Austen Christiansen, a 26-year-old Houston native, was six holes into his second round on Friday at the ATB Classic when he recorded a quintuple-bogey 10 on the par-5 sixth hole at Northern Bear in Strathcona County, Alberta. The massive blunder dropped him from 3 under – a day earlier he had posted a wild 2-under 70 that included an eagle and two doubles – to 2 over, well below the projected cut line.
But Christiansen rallied with six birdies and no dropped shots over his final 12 holes to make the cut by two shots.
“I knew I needed to make another cut to kind of secure my starts,” said Christiansen, who turned pro out of BYU in 2019 and earned his PGA Tour Canada card for the first time earlier this year. He missed the cut in his tour debut before tying for 61st last week at the Elk Ridge Saskatchewan Open.
“So, I was like, you can just put your head down and make some birdies, or you can go home and think about it for a week and put some pressure on yourself the next two weeks.”
Christiansen chose the former.

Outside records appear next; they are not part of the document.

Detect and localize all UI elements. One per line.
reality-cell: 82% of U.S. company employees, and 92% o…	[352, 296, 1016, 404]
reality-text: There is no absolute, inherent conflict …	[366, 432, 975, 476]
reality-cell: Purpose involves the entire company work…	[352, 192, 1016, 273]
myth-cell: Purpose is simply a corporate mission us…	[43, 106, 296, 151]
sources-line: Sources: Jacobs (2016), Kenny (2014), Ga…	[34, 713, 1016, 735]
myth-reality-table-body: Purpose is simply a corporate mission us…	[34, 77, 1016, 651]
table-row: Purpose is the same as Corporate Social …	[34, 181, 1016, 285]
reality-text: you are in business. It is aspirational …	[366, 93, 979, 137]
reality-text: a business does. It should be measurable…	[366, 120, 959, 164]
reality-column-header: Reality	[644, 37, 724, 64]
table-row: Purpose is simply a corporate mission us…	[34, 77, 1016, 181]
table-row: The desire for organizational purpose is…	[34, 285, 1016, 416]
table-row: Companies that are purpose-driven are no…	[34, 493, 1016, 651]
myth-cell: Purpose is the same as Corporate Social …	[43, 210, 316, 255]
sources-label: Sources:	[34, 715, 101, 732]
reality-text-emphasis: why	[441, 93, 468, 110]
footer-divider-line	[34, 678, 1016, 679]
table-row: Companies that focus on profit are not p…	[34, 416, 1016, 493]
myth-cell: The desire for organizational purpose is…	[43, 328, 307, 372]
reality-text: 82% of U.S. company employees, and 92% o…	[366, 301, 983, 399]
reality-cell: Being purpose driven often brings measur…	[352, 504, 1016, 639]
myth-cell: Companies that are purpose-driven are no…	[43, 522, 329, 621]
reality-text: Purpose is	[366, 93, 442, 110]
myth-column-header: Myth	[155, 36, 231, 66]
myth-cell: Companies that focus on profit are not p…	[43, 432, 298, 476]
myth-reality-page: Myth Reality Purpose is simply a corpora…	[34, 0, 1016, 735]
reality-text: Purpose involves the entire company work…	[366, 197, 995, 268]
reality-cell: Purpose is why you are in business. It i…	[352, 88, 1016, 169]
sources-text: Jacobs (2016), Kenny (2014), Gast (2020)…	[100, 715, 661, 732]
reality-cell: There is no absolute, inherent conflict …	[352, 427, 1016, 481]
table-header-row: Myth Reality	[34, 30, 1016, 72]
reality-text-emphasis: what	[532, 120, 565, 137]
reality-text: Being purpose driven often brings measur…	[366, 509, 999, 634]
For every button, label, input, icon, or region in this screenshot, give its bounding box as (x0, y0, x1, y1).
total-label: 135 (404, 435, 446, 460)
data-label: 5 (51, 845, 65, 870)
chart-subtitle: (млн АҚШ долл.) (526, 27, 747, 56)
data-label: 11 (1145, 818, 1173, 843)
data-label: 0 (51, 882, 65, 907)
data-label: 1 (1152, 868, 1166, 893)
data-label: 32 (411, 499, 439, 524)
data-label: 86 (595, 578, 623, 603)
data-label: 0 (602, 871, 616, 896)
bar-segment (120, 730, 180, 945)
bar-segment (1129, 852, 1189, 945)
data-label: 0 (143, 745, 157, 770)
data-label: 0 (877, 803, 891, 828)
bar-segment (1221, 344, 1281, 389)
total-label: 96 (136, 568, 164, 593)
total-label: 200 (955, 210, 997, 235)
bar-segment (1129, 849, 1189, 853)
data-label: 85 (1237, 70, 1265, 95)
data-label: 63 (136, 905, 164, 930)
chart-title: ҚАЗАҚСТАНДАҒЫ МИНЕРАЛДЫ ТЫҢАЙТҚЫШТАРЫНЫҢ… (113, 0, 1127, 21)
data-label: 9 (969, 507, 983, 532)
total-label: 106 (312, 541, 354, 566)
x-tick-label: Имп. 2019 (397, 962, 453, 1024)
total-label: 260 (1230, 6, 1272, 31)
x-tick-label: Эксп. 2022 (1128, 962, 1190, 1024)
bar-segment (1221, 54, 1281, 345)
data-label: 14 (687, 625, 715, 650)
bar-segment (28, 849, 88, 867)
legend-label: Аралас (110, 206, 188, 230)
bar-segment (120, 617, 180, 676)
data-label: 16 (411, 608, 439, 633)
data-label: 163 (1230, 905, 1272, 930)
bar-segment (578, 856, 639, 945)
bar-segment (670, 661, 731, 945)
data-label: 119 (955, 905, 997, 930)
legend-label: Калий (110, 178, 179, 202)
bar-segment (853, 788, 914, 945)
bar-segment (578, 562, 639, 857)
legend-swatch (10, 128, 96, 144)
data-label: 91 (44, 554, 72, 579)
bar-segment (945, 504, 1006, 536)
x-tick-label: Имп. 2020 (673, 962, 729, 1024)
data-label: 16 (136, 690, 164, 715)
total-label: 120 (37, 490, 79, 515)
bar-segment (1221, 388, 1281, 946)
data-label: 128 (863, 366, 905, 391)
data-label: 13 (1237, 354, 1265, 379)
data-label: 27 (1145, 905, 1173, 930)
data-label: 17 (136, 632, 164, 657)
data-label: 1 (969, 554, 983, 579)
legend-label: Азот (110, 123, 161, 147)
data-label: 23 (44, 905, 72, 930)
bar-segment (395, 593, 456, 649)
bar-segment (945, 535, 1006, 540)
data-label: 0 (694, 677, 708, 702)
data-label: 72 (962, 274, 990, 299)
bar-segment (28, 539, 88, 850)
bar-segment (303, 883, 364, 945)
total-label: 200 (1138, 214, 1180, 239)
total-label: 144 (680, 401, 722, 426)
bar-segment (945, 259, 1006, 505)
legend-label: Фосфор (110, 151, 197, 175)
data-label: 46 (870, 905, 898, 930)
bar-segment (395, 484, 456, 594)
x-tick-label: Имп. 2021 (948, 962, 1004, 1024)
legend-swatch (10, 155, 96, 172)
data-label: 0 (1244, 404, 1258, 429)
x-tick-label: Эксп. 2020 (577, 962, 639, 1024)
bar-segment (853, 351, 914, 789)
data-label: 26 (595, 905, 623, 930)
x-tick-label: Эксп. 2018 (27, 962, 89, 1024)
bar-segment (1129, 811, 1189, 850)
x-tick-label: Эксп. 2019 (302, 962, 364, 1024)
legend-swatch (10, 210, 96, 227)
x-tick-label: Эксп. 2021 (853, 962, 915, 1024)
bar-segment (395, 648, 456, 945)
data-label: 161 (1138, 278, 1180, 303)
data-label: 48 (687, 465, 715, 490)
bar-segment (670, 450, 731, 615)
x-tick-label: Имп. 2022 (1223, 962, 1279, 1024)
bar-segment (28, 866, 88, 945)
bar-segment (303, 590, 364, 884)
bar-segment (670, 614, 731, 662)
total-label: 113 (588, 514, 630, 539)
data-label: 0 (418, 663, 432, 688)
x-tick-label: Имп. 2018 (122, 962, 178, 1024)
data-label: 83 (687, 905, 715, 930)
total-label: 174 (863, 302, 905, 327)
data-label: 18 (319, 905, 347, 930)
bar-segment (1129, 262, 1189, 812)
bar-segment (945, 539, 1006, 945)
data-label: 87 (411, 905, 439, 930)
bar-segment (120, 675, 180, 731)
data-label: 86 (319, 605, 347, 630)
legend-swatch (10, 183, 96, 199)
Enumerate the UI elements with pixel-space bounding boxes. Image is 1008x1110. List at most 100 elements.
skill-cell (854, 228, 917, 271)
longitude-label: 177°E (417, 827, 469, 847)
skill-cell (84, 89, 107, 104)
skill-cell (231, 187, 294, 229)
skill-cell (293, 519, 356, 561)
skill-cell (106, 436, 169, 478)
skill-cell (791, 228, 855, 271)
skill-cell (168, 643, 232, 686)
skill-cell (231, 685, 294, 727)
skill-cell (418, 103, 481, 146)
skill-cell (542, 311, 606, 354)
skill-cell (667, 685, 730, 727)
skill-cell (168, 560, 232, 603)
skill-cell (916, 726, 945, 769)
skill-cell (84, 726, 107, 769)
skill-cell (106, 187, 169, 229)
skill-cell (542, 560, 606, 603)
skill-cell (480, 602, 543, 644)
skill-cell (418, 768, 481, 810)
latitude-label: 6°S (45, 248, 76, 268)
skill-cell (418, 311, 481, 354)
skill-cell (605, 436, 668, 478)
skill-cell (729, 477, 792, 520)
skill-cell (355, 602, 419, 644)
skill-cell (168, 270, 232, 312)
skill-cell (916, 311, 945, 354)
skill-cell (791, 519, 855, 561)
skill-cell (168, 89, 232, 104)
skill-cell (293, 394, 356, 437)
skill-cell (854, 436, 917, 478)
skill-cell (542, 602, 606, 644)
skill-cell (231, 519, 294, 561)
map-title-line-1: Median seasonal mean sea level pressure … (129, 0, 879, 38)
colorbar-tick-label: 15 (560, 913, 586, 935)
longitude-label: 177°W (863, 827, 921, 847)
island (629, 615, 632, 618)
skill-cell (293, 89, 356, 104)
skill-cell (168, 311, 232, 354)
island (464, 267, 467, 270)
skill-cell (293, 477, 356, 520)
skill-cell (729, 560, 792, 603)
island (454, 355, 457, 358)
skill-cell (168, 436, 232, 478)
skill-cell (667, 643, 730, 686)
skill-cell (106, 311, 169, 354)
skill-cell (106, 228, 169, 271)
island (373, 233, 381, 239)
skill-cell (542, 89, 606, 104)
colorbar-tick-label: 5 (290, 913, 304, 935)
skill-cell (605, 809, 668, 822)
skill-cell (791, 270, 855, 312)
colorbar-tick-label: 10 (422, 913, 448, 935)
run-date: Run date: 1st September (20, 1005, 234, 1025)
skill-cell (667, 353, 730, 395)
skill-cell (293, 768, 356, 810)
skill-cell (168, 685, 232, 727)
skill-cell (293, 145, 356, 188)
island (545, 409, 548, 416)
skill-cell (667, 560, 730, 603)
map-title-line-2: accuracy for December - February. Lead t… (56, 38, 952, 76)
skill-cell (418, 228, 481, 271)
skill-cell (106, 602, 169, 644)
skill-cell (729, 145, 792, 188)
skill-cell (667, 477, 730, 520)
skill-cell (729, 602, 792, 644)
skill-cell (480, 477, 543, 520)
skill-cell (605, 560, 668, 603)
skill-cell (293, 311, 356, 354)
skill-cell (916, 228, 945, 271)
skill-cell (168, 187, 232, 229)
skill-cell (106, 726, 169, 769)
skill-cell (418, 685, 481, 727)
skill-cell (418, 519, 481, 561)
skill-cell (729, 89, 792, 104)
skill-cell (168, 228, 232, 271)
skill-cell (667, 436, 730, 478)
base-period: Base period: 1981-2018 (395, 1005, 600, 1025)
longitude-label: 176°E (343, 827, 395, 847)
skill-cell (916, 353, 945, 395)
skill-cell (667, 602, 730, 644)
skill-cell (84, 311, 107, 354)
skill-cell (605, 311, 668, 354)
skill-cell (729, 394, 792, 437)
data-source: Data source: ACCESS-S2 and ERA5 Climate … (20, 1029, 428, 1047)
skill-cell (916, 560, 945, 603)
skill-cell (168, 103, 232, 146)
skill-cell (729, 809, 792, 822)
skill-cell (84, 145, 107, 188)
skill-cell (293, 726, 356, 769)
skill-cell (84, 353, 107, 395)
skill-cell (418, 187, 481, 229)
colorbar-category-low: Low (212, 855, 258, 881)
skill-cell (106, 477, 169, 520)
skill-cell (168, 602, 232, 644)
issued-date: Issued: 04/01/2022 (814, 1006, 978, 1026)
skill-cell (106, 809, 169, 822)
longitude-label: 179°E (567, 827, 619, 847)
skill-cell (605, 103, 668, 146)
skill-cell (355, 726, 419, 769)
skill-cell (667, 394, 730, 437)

He birdied the par-4 seventh hole right after his ’10,’ and later rolled off four straight birdies, at Nos. 13-16.
While Christiansen is eight shots back of co-leaders Nicolo Galletti, Davis Lamb and Eric Lilleboe, he has himself a pair of weekend tee times.
“Down the road when I make it onto the big Tour,” Christiansen added, getting choked up, “then I’m going to look back on that 10 – I think I saved my summer.”